For many years I have wanted to be Steve van Zandt, mainly because of the East Street band and The Sopranos but also because of the New York radio show and the bandanna and the fact that he’s actually uglier than me. I’ve been very comfortable with this aspiration because it’s never going to be achieved and it is far superior to being envious of him and what he does.
Over the past two days I’ve realised that the above may be in need of some revision because I now think that I’d rather be Caroline Bergvall. By this I think I mean that I’d prefer to spend the rest of my life doing Bergvall’s kind of language practice and feeling okay about it. I’d like to be able to do things with language and space and books and readings. It doesn’t matter whether I’d have her success and reputation but I would kill to be given a couple of rooms in a gallery to do language practice with. Nor am I suggesting that my practice would look or sound like hers but I think that she is more correct than most on a number of points.
I think I’d also like to be French-Norwegian.
On wanting to be in Caroline Bergvall’s gang.
The way this realisation came about is mostly due to my new-found interest in Middle English which I’m currently trying to learn and a specific interest in the period at the end of the 15th century when Middle English became early modern. Thinking about this whilst washing up yesterday, I remembered that I’d bought Bergvall’s ‘Meddle English’ and had put it aside until I was able to give it the attention that it deserved. So, I started to look through it and read more carefully the ‘manifesto’ at the front. It turns out strikes more than a chord with the way that I think about the doing of poetry which is why I want to be in Bergvall’s gang.
I’d like to give a few examples and then give some consideration to the poems. This is from p17:
I repeat what many have said, that poetic art language must not implicitly be held to account of identities and national language, the seductions of literary history, or the frequently fetishistic methodologies of art movements, but rather seek, far and close, the indicators and practices of language in flux, of thought in making: pleasured language, pressured language, language in heated use, harangued language, forms of language revolutionised by action, polemical language that propose an intense deliberate reappraisal of the given world and its given forms.

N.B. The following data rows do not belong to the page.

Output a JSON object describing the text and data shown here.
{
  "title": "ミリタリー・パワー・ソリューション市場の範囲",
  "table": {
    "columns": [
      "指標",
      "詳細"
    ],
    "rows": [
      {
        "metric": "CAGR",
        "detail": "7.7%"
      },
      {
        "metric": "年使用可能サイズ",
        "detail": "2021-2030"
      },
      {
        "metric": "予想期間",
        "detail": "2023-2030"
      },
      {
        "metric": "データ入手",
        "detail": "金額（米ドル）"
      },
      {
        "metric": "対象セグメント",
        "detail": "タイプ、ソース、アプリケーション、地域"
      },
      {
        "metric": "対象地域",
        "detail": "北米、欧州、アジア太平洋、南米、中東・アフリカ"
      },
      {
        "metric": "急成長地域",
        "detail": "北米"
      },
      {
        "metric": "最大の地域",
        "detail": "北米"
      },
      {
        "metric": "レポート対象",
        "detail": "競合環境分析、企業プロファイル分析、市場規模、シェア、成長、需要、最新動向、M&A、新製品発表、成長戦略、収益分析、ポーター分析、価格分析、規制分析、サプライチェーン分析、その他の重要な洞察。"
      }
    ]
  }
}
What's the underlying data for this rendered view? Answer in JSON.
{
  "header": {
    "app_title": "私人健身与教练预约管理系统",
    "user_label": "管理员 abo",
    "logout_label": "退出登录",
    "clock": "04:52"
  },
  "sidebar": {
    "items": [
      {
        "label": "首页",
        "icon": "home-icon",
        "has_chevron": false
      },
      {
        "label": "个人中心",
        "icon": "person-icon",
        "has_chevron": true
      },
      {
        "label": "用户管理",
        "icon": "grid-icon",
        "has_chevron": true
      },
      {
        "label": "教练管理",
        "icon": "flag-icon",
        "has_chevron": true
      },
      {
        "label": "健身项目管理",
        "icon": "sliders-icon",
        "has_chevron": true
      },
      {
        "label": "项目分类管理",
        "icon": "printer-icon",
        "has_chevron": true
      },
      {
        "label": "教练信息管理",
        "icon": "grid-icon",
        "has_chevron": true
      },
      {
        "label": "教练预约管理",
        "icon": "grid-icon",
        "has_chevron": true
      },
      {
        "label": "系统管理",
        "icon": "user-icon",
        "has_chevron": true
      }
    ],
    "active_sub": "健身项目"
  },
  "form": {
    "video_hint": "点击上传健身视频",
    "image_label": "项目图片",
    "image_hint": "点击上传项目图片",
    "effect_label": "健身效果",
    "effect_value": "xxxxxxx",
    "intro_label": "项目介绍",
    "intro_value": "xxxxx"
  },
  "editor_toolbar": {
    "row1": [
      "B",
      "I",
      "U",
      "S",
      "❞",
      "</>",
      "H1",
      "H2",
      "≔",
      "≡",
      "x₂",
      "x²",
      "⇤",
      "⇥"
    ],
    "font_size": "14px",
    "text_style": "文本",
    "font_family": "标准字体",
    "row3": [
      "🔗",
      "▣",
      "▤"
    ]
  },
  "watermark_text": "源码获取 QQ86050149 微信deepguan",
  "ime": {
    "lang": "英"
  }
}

Many may have said this but I doubt if any have said it with such clarity and force. She is, of course, absolutely correct that the focus of our attention and practice should be on language in flux, subject to the many and various negotiations and deals that both traverse its surface and pierce to the core. If we think about language use as the manifestation of ‘thought in making’ then this frees up a wider range of dimensions that the current lit crit view. I also think we should think more about how language gets to be ‘pleasured’ (this nicely articulates a view of mine that Spenser and Milton are both supreme pleasurers of language). The notion of language development as a continuing and perpetual revolution is reasonably standard but it does make more sense than usual in this context.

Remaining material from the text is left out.